Alin hanya mengangguk sebagai jawaban, jika di singgung soal terapi kakinya Alin sangat menghindar. Di tinggalnya roti yang masih setengah di piringnya itu. 

"Alin duluan ya, mau ke rumah temen dulu sebelum ke kampus," ucapnya dengan nada dingin. 

"Dek, sama Kakak aja ya. Mau ke rumah siapa?" 

Tidak ada jawaban dari Alin, Adiknya itu hanya menatapnya sinis "gue bisa pergi sendiri," ucapnya kemudian. 

Selepas Alin pergi, dalam hati Adel hanya bisa meringis. Ia merindukan Alin Adiknya yang manis seperti dulu. Meski sekarang Alin seperti mengacuhkannya, itu tidak akan membuat kasih sayang Adel pada Alin luntur. Ia akan tetap menjaga Alin sekuat tenaganya. 


---

"Jadi gimana nih yang abis jadi Dokter tamu di UI?" ledek Aksa saat Rangga baru saja duduk di kursi miliknya. 

Beberapa hari memang Rangga tidak berada di Bali, dia di undang menjadi dokter tamu di kampus yang berada di Depok itu. Tidak lama, hanya beberapa hari saja sebelum akhirnya Rangga kembali ke Bali. 

"Biasa aja, tapi yang bikin gue gak nyangka lebih ke antusias mahasiswa kedokteran di sana sih." 

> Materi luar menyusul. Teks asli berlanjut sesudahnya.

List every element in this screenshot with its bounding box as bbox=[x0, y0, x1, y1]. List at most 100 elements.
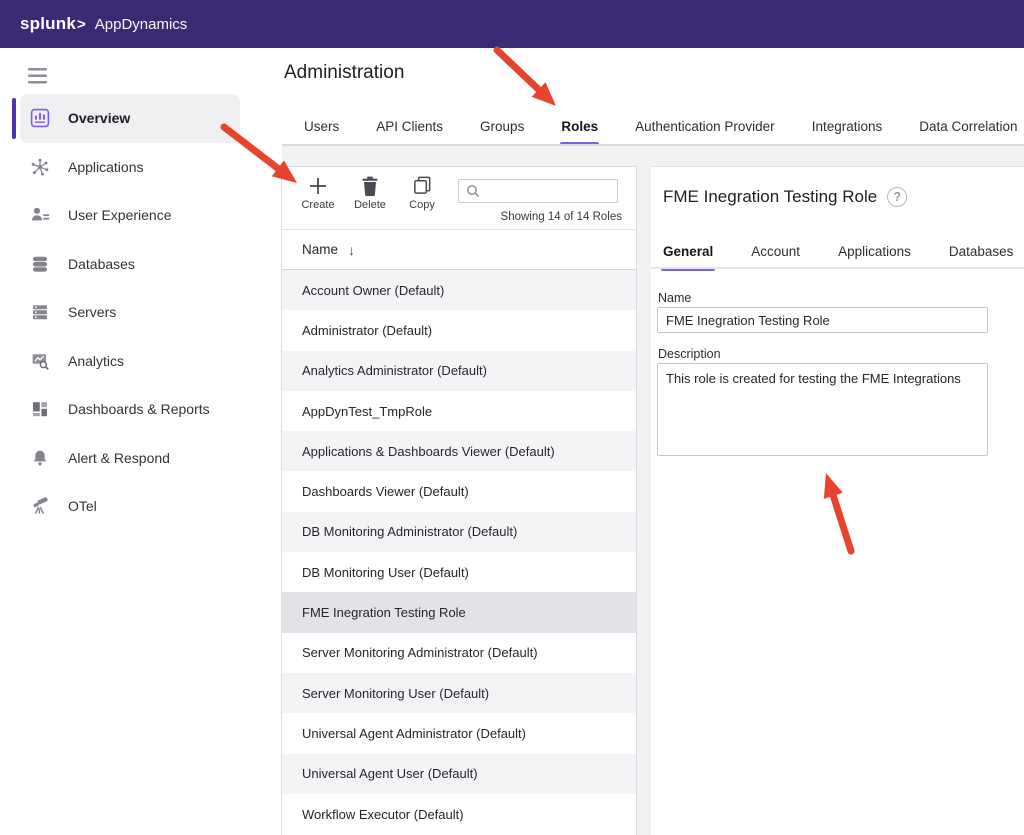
role-row-fme-inegration-testing-role[interactable]: FME Inegration Testing Role bbox=[282, 592, 636, 632]
sidebar-item-analytics[interactable]: Analytics bbox=[20, 337, 240, 386]
sidebar-item-label: Dashboards & Reports bbox=[68, 401, 210, 417]
role-name-text: FME Inegration Testing Role bbox=[302, 605, 466, 620]
sidebar-item-label: Servers bbox=[68, 304, 116, 320]
annotation-arrow-roles-tab bbox=[497, 50, 556, 106]
splunk-logo: splunk bbox=[20, 14, 76, 34]
role-name-text: Applications & Dashboards Viewer (Defaul… bbox=[302, 444, 555, 459]
role-row-dashboards-viewer-default[interactable]: Dashboards Viewer (Default) bbox=[282, 471, 636, 511]
role-row-appdyntest-tmprole[interactable]: AppDynTest_TmpRole bbox=[282, 391, 636, 431]
sidebar-item-label: Alert & Respond bbox=[68, 450, 170, 466]
sidebar: Overview Applications User ExperienceDatab… bbox=[0, 48, 260, 835]
role-row-applications-dashboards-viewer-default[interactable]: Applications & Dashboards Viewer (Defaul… bbox=[282, 431, 636, 471]
sidebar-item-otel[interactable]: OTel bbox=[20, 482, 240, 531]
sidebar-item-label: Applications bbox=[68, 159, 144, 175]
detail-tab-general[interactable]: General bbox=[663, 233, 713, 269]
role-detail-panel: FME Inegration Testing Role ? General Acc… bbox=[651, 166, 1024, 835]
name-field-label: Name bbox=[658, 291, 691, 305]
overview-icon bbox=[30, 108, 50, 128]
detail-tab-divider bbox=[651, 267, 1024, 269]
role-name-text: Server Monitoring User (Default) bbox=[302, 686, 489, 701]
role-row-db-monitoring-user-default[interactable]: DB Monitoring User (Default) bbox=[282, 552, 636, 592]
role-description-textarea[interactable]: This role is created for testing the FME… bbox=[657, 363, 988, 456]
sidebar-item-user-experience[interactable]: User Experience bbox=[20, 191, 240, 240]
create-button[interactable]: Create bbox=[294, 174, 342, 211]
role-row-db-monitoring-administrator-default[interactable]: DB Monitoring Administrator (Default) bbox=[282, 512, 636, 552]
tab-integrations[interactable]: Integrations bbox=[812, 108, 883, 145]
sidebar-nav: Overview Applications User ExperienceDatab… bbox=[0, 94, 260, 531]
tab-data-correlation[interactable]: Data Correlation bbox=[919, 108, 1017, 145]
role-name-text: Administrator (Default) bbox=[302, 323, 432, 338]
sidebar-item-label: OTel bbox=[68, 498, 97, 514]
role-row-workflow-executor-default[interactable]: Workflow Executor (Default) bbox=[282, 794, 636, 834]
roles-search-box bbox=[458, 179, 618, 203]
copy-button-label: Copy bbox=[409, 199, 435, 211]
role-row-universal-agent-administrator-default[interactable]: Universal Agent Administrator (Default) bbox=[282, 713, 636, 753]
role-name-text: Workflow Executor (Default) bbox=[302, 807, 464, 822]
copy-button[interactable]: Copy bbox=[398, 174, 446, 211]
detail-tab-applications[interactable]: Applications bbox=[838, 233, 911, 269]
sidebar-item-overview[interactable]: Overview bbox=[20, 94, 240, 143]
role-row-server-monitoring-user-default[interactable]: Server Monitoring User (Default) bbox=[282, 673, 636, 713]
detail-tabs: General Account Applications Databases bbox=[663, 233, 1013, 269]
search-input[interactable] bbox=[486, 183, 610, 199]
dashboards-reports-icon bbox=[30, 399, 50, 419]
name-column-header: Name bbox=[302, 242, 338, 257]
plus-icon bbox=[307, 174, 329, 197]
tab-roles[interactable]: Roles bbox=[561, 108, 598, 145]
roles-list: Account Owner (Default) Administrator (De… bbox=[282, 270, 636, 834]
alert-respond-icon bbox=[30, 448, 50, 468]
databases-icon bbox=[30, 254, 50, 274]
top-bar: splunk> AppDynamics bbox=[0, 0, 1024, 48]
sidebar-item-databases[interactable]: Databases bbox=[20, 240, 240, 289]
role-name-text: DB Monitoring Administrator (Default) bbox=[302, 524, 517, 539]
analytics-icon bbox=[30, 351, 50, 371]
delete-button[interactable]: Delete bbox=[346, 174, 394, 211]
delete-button-label: Delete bbox=[354, 199, 386, 211]
roles-list-header: Name ↓ bbox=[282, 230, 636, 270]
role-name-text: AppDynTest_TmpRole bbox=[302, 404, 432, 419]
trash-icon bbox=[360, 174, 380, 197]
role-name-text: Server Monitoring Administrator (Default… bbox=[302, 645, 538, 660]
sidebar-item-label: Overview bbox=[68, 110, 130, 126]
applications-icon bbox=[30, 157, 50, 177]
showing-count-text: Showing 14 of 14 Roles bbox=[501, 211, 622, 223]
sidebar-item-servers[interactable]: Servers bbox=[20, 288, 240, 337]
role-name-text: Account Owner (Default) bbox=[302, 283, 444, 298]
hamburger-menu-icon[interactable] bbox=[28, 68, 48, 84]
roles-panel: Create Delete Copy bbox=[281, 166, 637, 835]
panel-gap bbox=[637, 166, 651, 835]
tab-users[interactable]: Users bbox=[304, 108, 339, 145]
sort-descending-icon[interactable]: ↓ bbox=[348, 242, 355, 258]
splunk-logo-caret: > bbox=[77, 16, 86, 33]
tab-groups[interactable]: Groups bbox=[480, 108, 524, 145]
create-button-label: Create bbox=[301, 199, 334, 211]
role-row-server-monitoring-administrator-default[interactable]: Server Monitoring Administrator (Default… bbox=[282, 633, 636, 673]
role-detail-title-row: FME Inegration Testing Role ? bbox=[663, 187, 907, 207]
sidebar-item-alert-respond[interactable]: Alert & Respond bbox=[20, 434, 240, 483]
sidebar-item-dashboards-reports[interactable]: Dashboards & Reports bbox=[20, 385, 240, 434]
role-detail-title: FME Inegration Testing Role bbox=[663, 187, 877, 207]
sidebar-item-label: Analytics bbox=[68, 353, 124, 369]
roles-toolbar: Create Delete Copy bbox=[282, 167, 636, 230]
tab-authentication-provider[interactable]: Authentication Provider bbox=[635, 108, 775, 145]
help-icon[interactable]: ? bbox=[887, 187, 907, 207]
description-field-label: Description bbox=[658, 347, 721, 361]
role-row-universal-agent-user-default[interactable]: Universal Agent User (Default) bbox=[282, 754, 636, 794]
product-name: AppDynamics bbox=[95, 16, 188, 33]
role-name-input[interactable] bbox=[657, 307, 988, 333]
copy-icon bbox=[412, 174, 433, 197]
sidebar-item-applications[interactable]: Applications bbox=[20, 143, 240, 192]
role-row-administrator-default[interactable]: Administrator (Default) bbox=[282, 310, 636, 350]
role-name-text: Universal Agent Administrator (Default) bbox=[302, 726, 526, 741]
servers-icon bbox=[30, 302, 50, 322]
role-name-text: DB Monitoring User (Default) bbox=[302, 565, 469, 580]
active-item-accent bbox=[12, 98, 16, 139]
tab-api-clients[interactable]: API Clients bbox=[376, 108, 443, 145]
role-row-account-owner-default[interactable]: Account Owner (Default) bbox=[282, 270, 636, 310]
detail-tab-account[interactable]: Account bbox=[751, 233, 800, 269]
page-title: Administration bbox=[284, 62, 404, 84]
role-name-text: Universal Agent User (Default) bbox=[302, 766, 478, 781]
otel-icon bbox=[30, 496, 50, 516]
role-row-analytics-administrator-default[interactable]: Analytics Administrator (Default) bbox=[282, 351, 636, 391]
detail-tab-databases[interactable]: Databases bbox=[949, 233, 1014, 269]
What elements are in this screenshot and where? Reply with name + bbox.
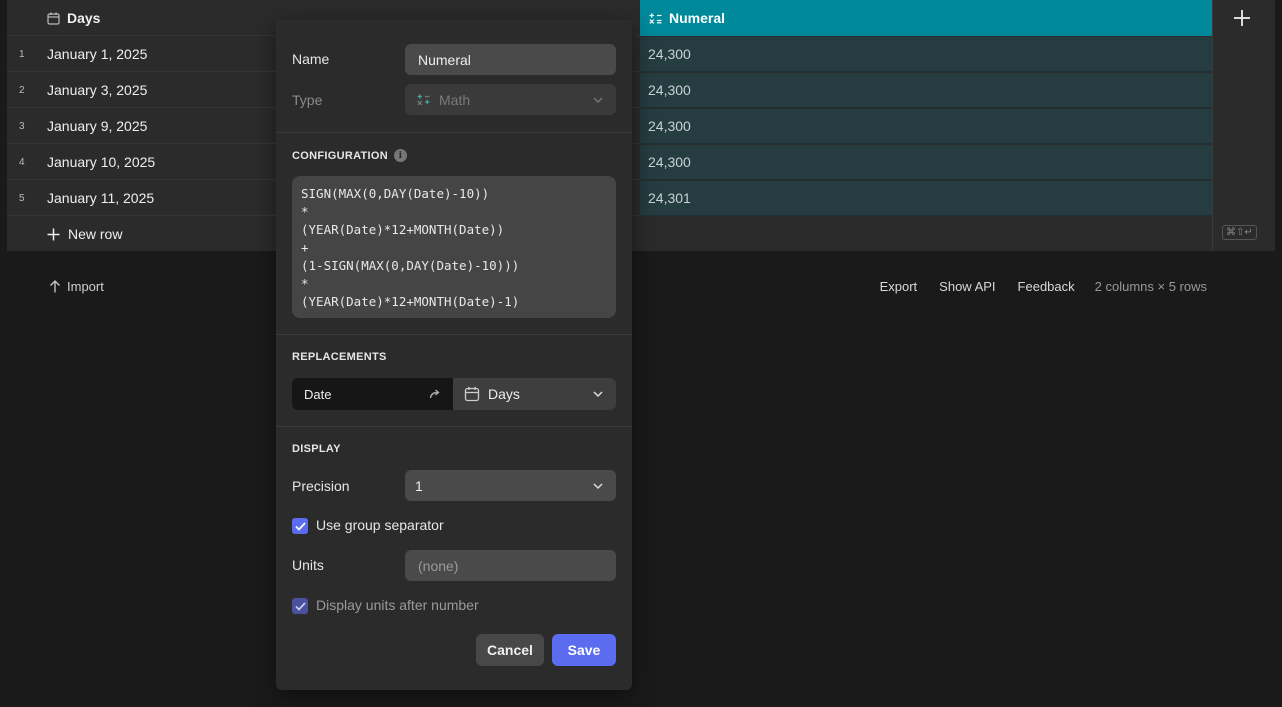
units-label: Units <box>292 557 324 573</box>
arrow-up-icon <box>50 280 60 293</box>
numeral-cell[interactable]: 24,301 <box>640 181 1212 216</box>
replacements-title: REPLACEMENTS <box>292 351 387 363</box>
type-value: Math <box>439 91 471 108</box>
precision-select[interactable]: 1 <box>405 470 616 501</box>
column-header-days[interactable]: Days <box>47 0 100 36</box>
feedback-button[interactable]: Feedback <box>1018 279 1075 294</box>
numeral-column: Numeral 24,300 24,300 24,300 24,300 24,3… <box>640 0 1212 251</box>
column-header-label: Days <box>67 10 101 26</box>
precision-label: Precision <box>292 478 350 494</box>
date-cell[interactable]: January 3, 2025 <box>47 72 147 108</box>
formula-editor[interactable]: SIGN(MAX(0,DAY(Date)-10)) * (YEAR(Date)*… <box>292 176 616 318</box>
math-icon <box>649 12 662 24</box>
keyboard-shortcut-hint: ⌘⇧↵ <box>1222 225 1257 240</box>
type-select: Math <box>405 84 616 115</box>
row-number: 2 <box>19 84 25 96</box>
numeral-cell[interactable]: 24,300 <box>640 73 1212 108</box>
save-button[interactable]: Save <box>552 634 616 666</box>
units-after-checkbox[interactable] <box>292 598 308 614</box>
data-table: Days 1 January 1, 2025 2 January 3, 2025… <box>7 0 1275 251</box>
row-number: 1 <box>19 48 25 60</box>
left-edge <box>0 0 7 707</box>
replacement-key: Date <box>292 378 453 410</box>
group-separator-checkbox[interactable] <box>292 518 308 534</box>
units-input[interactable]: (none) <box>405 550 616 581</box>
export-button[interactable]: Export <box>880 279 918 294</box>
import-label: Import <box>67 279 104 294</box>
divider <box>276 132 632 133</box>
row-number: 4 <box>19 156 25 168</box>
checkmark-icon <box>294 521 306 531</box>
type-label: Type <box>292 92 323 108</box>
footer-actions: Export Show API Feedback 2 columns × 5 r… <box>880 279 1207 294</box>
name-label: Name <box>292 51 330 67</box>
replacement-key-label: Date <box>304 386 332 402</box>
date-cell[interactable]: January 1, 2025 <box>47 36 147 72</box>
cancel-button[interactable]: Cancel <box>476 634 544 666</box>
row-number: 3 <box>19 120 25 132</box>
display-title: DISPLAY <box>292 443 341 455</box>
date-cell[interactable]: January 9, 2025 <box>47 108 147 144</box>
date-cell[interactable]: January 11, 2025 <box>47 180 154 216</box>
precision-value: 1 <box>415 477 423 494</box>
info-icon[interactable]: i <box>393 149 407 162</box>
forward-arrow-icon <box>429 389 440 399</box>
numeral-cell[interactable]: 24,300 <box>640 109 1212 144</box>
chevron-down-icon <box>593 97 603 103</box>
show-api-button[interactable]: Show API <box>939 279 995 294</box>
plus-icon <box>47 228 60 240</box>
calendar-icon <box>464 386 480 402</box>
table-stats: 2 columns × 5 rows <box>1094 279 1207 294</box>
calendar-icon <box>47 12 60 25</box>
row-number: 5 <box>19 192 25 204</box>
new-row-label: New row <box>68 226 123 242</box>
column-header-numeral[interactable]: Numeral <box>640 0 1212 36</box>
math-icon <box>417 93 430 105</box>
divider <box>276 426 632 427</box>
units-after-label: Display units after number <box>316 597 479 613</box>
divider <box>276 334 632 335</box>
configuration-title-text: CONFIGURATION <box>292 149 388 162</box>
date-cell[interactable]: January 10, 2025 <box>47 144 155 180</box>
checkmark-icon <box>294 601 306 611</box>
name-input[interactable]: Numeral <box>405 44 616 75</box>
import-button[interactable]: Import <box>49 279 104 294</box>
configuration-title: CONFIGURATION i <box>292 149 407 162</box>
footer-bar: Import Export Show API Feedback 2 column… <box>7 251 1275 707</box>
numeral-cell[interactable]: 24,300 <box>640 145 1212 180</box>
add-column-area: ⌘⇧↵ <box>1212 0 1275 251</box>
chevron-down-icon <box>593 483 603 490</box>
chevron-down-icon <box>593 391 603 398</box>
add-column-button[interactable] <box>1231 7 1253 29</box>
new-row-button[interactable]: New row <box>47 216 122 252</box>
column-header-label: Numeral <box>669 10 726 26</box>
replacement-value: Days <box>488 386 520 402</box>
numeral-cell[interactable]: 24,300 <box>640 37 1212 72</box>
column-editor-popup: Name Numeral Type Math CONFIGURATION i S… <box>276 20 632 690</box>
replacement-column-select[interactable]: Days <box>453 378 616 410</box>
group-separator-label: Use group separator <box>316 517 444 533</box>
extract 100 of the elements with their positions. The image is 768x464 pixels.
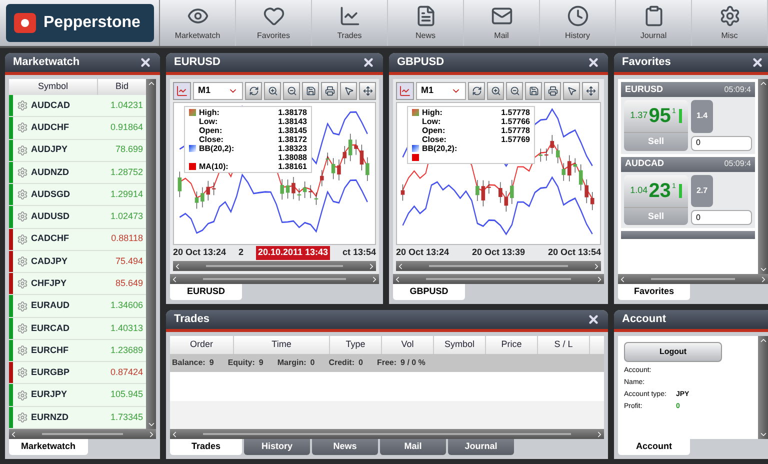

"Ada cewek yang lo taksir gak? Dedek gemes mungkin." Aksa menaik turunkan alisnya, dari dulu Aksa memang senang menggoda Rangga dengan cara seperti itu. 

Bagi Aksa, hidup Rangga benar-benar membosankan. Temanya itu hanya fokus menjadi seorang dokter forensik dan sibuk mengurus shelter milik orang tua nya, tidak ada wanita di dalam hidup Rangga selain bunda nya. 

Kadang Aksa tidak jarang mengenalkan beberapa gadis-gadis kenalannya pada Rangga, namun tidak ada yang bisa meluruhkan hati temanya itu. Rangga tetap pada pendiriannya, terkadang Aksa berpikir Rangga sengaja membuat garis teritorial untuk tidak di lewati oleh orang lain. Entah, kenapa Rangga seperti itu. Temanya itu benar-benar tertutup. 

"Sa, gue di sana kan jadi Dokter tamu ya. Bukan nyari jodoh," ucap Rangga sembari mendengus pelan.